Moins pour mieux : apprendre à programmer sous contrainte

À l'EFRITS, la performance se gagne en se creusant la tête

Se creuser la tête, au lieu de se reposer sur un processeur allant à 3 GHz et 32 Go de RAM... Vous trouvez que votre machine rame quand elle n'a que 8 Go de mémoire ? Vous trouvez qu'un programme qui prend 300 Mo au lancement, c'est normal ?

Pas à l'EFRITS. Ici, et dès les premiers projets, les étudiants doivent apprendre à programmer avec beaucoup moins. Vraiment beaucoup moins. Et avec le sourire, dans toutes les matières.

Notre système informatique et notre bibliothèque pédagogique, la LibLapin, permettent d'imposer des quotas stricts sur les ressources disponibles. Mémoire vive, espace disque, temps processeur, bande passante réseau : tout est mesuré et limité. Pas pour embêter, mais pour éduquer et apprendre à réaliser des logiciels légers et rapides.

Vous vous demandez peut-être : « mais à quoi bon ? Nos ordinateurs ne sont-ils pas de plus en plus puissants ? ». C'est précisément l'objet de notre article sur l'optimisation et l'informatique responsable.

Apprendre à économiser comme on apprend à penser

Selon les projets, les contraintes varient : 20 Mo pour une interface graphique riche, 10 Mo pour un serveur réseau multiclient, 1 Mo de RAM pour un petit logiciel graphique, 512 Ko de RAM pour un logiciel non graphique, 32 Ko de RAM pour un utilitaire de ligne de commande. La question n'est pas « est-ce possible ? », mais « qu'est-ce qu'on peut faire de bien avec ça ? ».

L'objectif est triple :

  • changer l'appréciation de ce qu'est un logiciel gourmand ;
  • favoriser la créativité technique, en obligeant chacun à concevoir avec sobriété ;
  • responsabiliser les développeurs sur la consommation de leurs logiciels.
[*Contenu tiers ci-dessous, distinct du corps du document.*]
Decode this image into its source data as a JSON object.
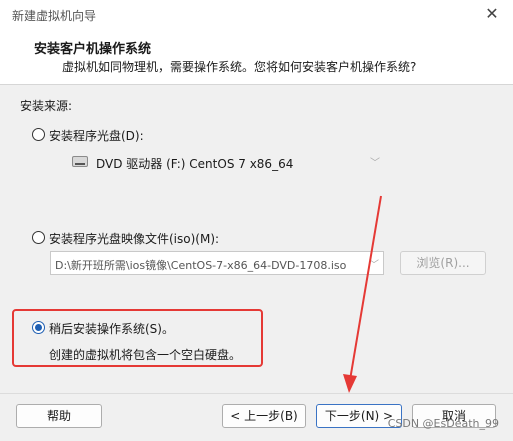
{
  "window": {
    "title": "新建虚拟机向导",
    "close_glyph": "✕"
  },
  "header": {
    "title": "安装客户机操作系统",
    "subtitle": "虚拟机如同物理机，需要操作系统。您将如何安装客户机操作系统?"
  },
  "source": {
    "label": "安装来源:",
    "option_disc": {
      "label": "安装程序光盘(D):",
      "selected": false,
      "dropdown_value": "DVD 驱动器 (F:) CentOS 7 x86_64",
      "icon": "dvd-drive-icon"
    },
    "option_iso": {
      "label": "安装程序光盘映像文件(iso)(M):",
      "selected": false,
      "path_value": "D:\\新开班所需\\ios镜像\\CentOS-7-x86_64-DVD-1708.iso",
      "browse_label": "浏览(R)..."
    },
    "option_later": {
      "label": "稍后安装操作系统(S)。",
      "selected": true,
      "description": "创建的虚拟机将包含一个空白硬盘。"
    }
  },
  "footer": {
    "help_label": "帮助",
    "back_label": "< 上一步(B)",
    "next_label": "下一步(N) >",
    "cancel_label": "取消"
  },
  "annotation_color": "#e53935",
  "watermark": "CSDN @EsDeath_99"
}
Cela force à penser autrement : mesurer le besoin avant de réserver, favoriser les stockages à taille fixe, comprendre ce que fait chaque fonction, chaque appel système et la manière dont leur temps évolue en fonction de la demande. L'EFRITS est une école de la précision, du sens et de l'artisanat logiciel.

Mesurer, monitorer, agir

Les élèves apprennent à surveiller par défaut les ressources consommées par leurs projets. Gestion fine de la mémoire, fermeture rigoureuse des fichiers, nettoyage explicite, considération pour la complexité algorithmique : ces gestes deviennent des réflexes.

Même lorsqu'aucune restriction n'est imposée, une considération de ces aspects est tout de même faite. Elle passe par la mesure de la consommation du logiciel et sa comparaison avec celles des autres et avec celle du logiciel de référence réalisé par l'école.

Nous incitons les élèves à viser l'élégance fonctionnelle : un logiciel doit faire ce qu'il promet, et rien de plus. Cela ne signifie pas limiter l'ambition, mais admettre que celle-ci doit se réaliser sous certaines contraintes.

Bien entendu, il s'agit d'améliorer avec intelligence. La mesure indique aussi ce qu'il est pertinent d'améliorer. Un élément lent mais rarement utilisé, ou utilisé une unique fois au démarrage, n'est pas aussi critique qu'un élément exécuté des milliers de fois par seconde. Les élèves doivent arbitrer, sachant qu'ils disposent d'un certain temps, sur quelle amélioration ils peuvent plancher ou non.

L'école des logiciels sveltes

À l'EFRITS, nous formons des informaticiens capables de programmer pour demain, pas seulement pour aujourd'hui. Dans un monde où chaque octet compte — pour l'environnement, pour l'accessibilité, pour la maintenance — écrire léger n'est pas un fétiche : c'est une compétence d'avenir.

Faire bien ne s'oppose pas aux considérations métiers, bien au contraire. Il faut pour y parvenir connaître plus précisément l'objet que l'on sert ; l'aspect métier ressort donc davantage et dirige plus le développement. Par définition, l'aspect métier est le seul élément dont la présence est naturellement justifiée.

C'est pourquoi nous avons choisi d'enseigner à faire avec moins. Parce que faire bien avec peu, c'est ce qui distingue un bon programmeur d'un simple assembleur de bibliothèques, d'un collecteur de piles technologiques si profondes que la charge cachée peut devenir plus grande que la charge utile.

Et comme toujours chez nous : 100 % projet, 100 % concret. Avec un seul luxe : la rigueur.